По ночам моя квартира на верхнем этаже — темный остров в океане огней. Огни здесь повсюду, на холмах, мигающие в чистом небе — смога нет, его уничтожил ливень. Вечерами наши холмы так четко выделяются на фоне неба, что один мальчишка даже вырезал их снимок из «Коломбиано». («Коломбиано» — это медельинская газета, где публикуют сводки смертей: сегодня столько-то, а сколько завтра?). Да, сеньор, ночной Медельин — он прекрасен. Или она прекрасна? Не знаю, мужчина или дама наш город. Неважно. Я уже говорил, что эти огоньки — души, в них больше душ, чем во мне: три с половиной миллиона. А у меня — одна, и та разбита на куски. «Непорочная Дева из Сабанеты, пусть я буду, как в детстве, один. Помоги мне все распутать». Свечи в храме Марии Ауксилиадоры мерцают так же, как огоньки Медельина в этой ночи, моля небо о сотворении чуда: чтобы мы вновь стали теми же. Теми же, что раньше. «Я больше не я, Непорочная Дева, моя душа расколота».

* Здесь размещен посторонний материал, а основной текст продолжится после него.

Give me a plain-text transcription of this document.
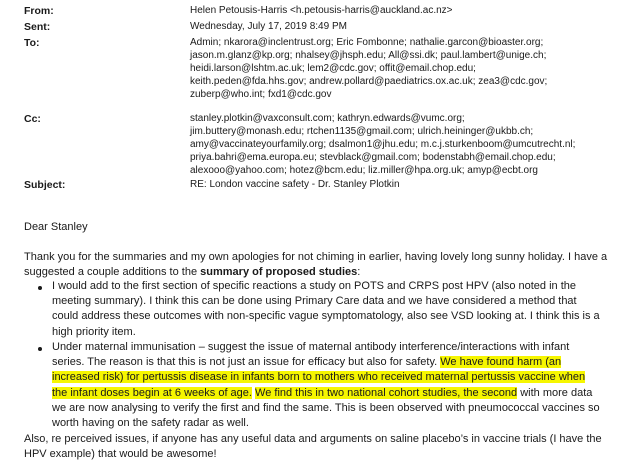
From:	Helen Petousis-Harris <h.petousis-harris@auckland.ac.nz>
Sent:	Wednesday, July 17, 2019 8:49 PM
To:	Admin; nkarora@inclentrust.org; Eric Fombonne; nathalie.garcon@bioaster.org;
jason.m.glanz@kp.org; nhalsey@jhsph.edu; All@ssi.dk; paul.lambert@unige.ch;
heidi.larson@lshtm.ac.uk; lem2@cdc.gov; offit@email.chop.edu;
keith.peden@fda.hhs.gov; andrew.pollard@paediatrics.ox.ac.uk; zea3@cdc.gov;
zuberp@who.int; fxd1@cdc.gov
Cc:	stanley.plotkin@vaxconsult.com; kathryn.edwards@vumc.org;
jim.buttery@monash.edu; rtchen1135@gmail.com; ulrich.heininger@ukbb.ch;
amy@vaccinateyourfamily.org; dsalmon1@jhu.edu; m.c.j.sturkenboom@umcutrecht.nl;
priya.bahri@ema.europa.eu; stevblack@gmail.com; bodenstabh@email.chop.edu;
alexooo@yahoo.com; hotez@bcm.edu; liz.miller@hpa.org.uk; amyp@ecbt.org
Subject:	RE: London vaccine safety - Dr. Stanley Plotkin
Dear Stanley
Thank you for the summaries and my own apologies for not chiming in earlier, having lovely long sunny holiday. I have a
suggested a couple additions to the summary of proposed studies:
I would add to the first section of specific reactions a study on POTS and CRPS post HPV (also noted in the
meeting summary). I think this can be done using Primary Care data and we have considered a method that
could address these outcomes with non-specific vague symptomatology, also see VSD looking at. I think this is a
high priority item.
Under maternal immunisation – suggest the issue of maternal antibody interference/interactions with infant
series. The reason is that this is not just an issue for efficacy but also for safety. We have found harm (an
increased risk) for pertussis disease in infants born to mothers who received maternal pertussis vaccine when
the infant doses begin at 6 weeks of age. We find this in two national cohort studies, the second with more data
we are now analysing to verify the first and find the same. This is been observed with pneumococcal vaccines so
worth having on the safety radar as well.
Also, re perceived issues, if anyone has any useful data and arguments on saline placebo’s in vaccine trials (I have the
HPV example) that would be awesome!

Сколько мертвецов было на счету у моего мальчика, этой могучей машины для убийства? Один, насколько я знаю. Об остальных я не могу говорить уверенно. У меня нет привычки расспрашивать, как это делают священники, чтобы узнать все на исповеди и ни с кем не делиться в гробовом молчании. Как, когда, кто, где. Где угодно! Отпустите все грехи разом, и хватит жадного любопытства! Один простодушный падре с богословского факультета рассказал мне об одном таком признании, рассказал о чуде, не произнося имени его творца. То есть приоткрыл секрет так, чтобы не нарушить тайну исповеди. Вот его рассказ. Один безносый парень исповедовался ему: «Отец мой, я согрешил в том, что переспал со своей невестой». И постепенно, слово за слово, задавая наводящие вопросы, этот священник выяснил, что парень был наемным убийцей и прикончил тринадцать человек, но не покаялся в этом. А зачем? Пусть кается тот, кто приказал убить их. Грех лежит на том человеке, а не на парне — он ведь только выполнял свою работу. Он даже не смотрел им в глаза… И что же сделал священник с так называемым убийцей? Отпустил ему грехи? Да, так называемый священник отпустил ему грехи. И наложил на парня тринадцать месяцев покаяния, по одному за каждого убитого. Поэтому в церквях всегда полно этих парней.
Пользуясь встречей с этим падре — таких осталось немного с тех пор, как Торговый центр превратили в семинарию, — я задал ему вопрос: кто виновен в смерти того хиппи? Алексис? Я? Не Алексис — он не питал ненависти к хиппи и посмотрел ему в глаза. И не я — я ведь не хотел этой смерти, честное слово. Разве я приказал его убить? Нет! Никогда! Никогда я не говорил Алексису: «Завали вот этого». Я сказал всего лишь — вы свидетели: «Я пристрелил бы его», но то были слова, брошенные в пустоту. Мой грех, если и существовал, заключался в условном наклонении. И из-за условного наклонения я отправлюсь в какой-нибудь ад? Нет-нет, я раскаиваюсь, я в жизни больше так не скажу.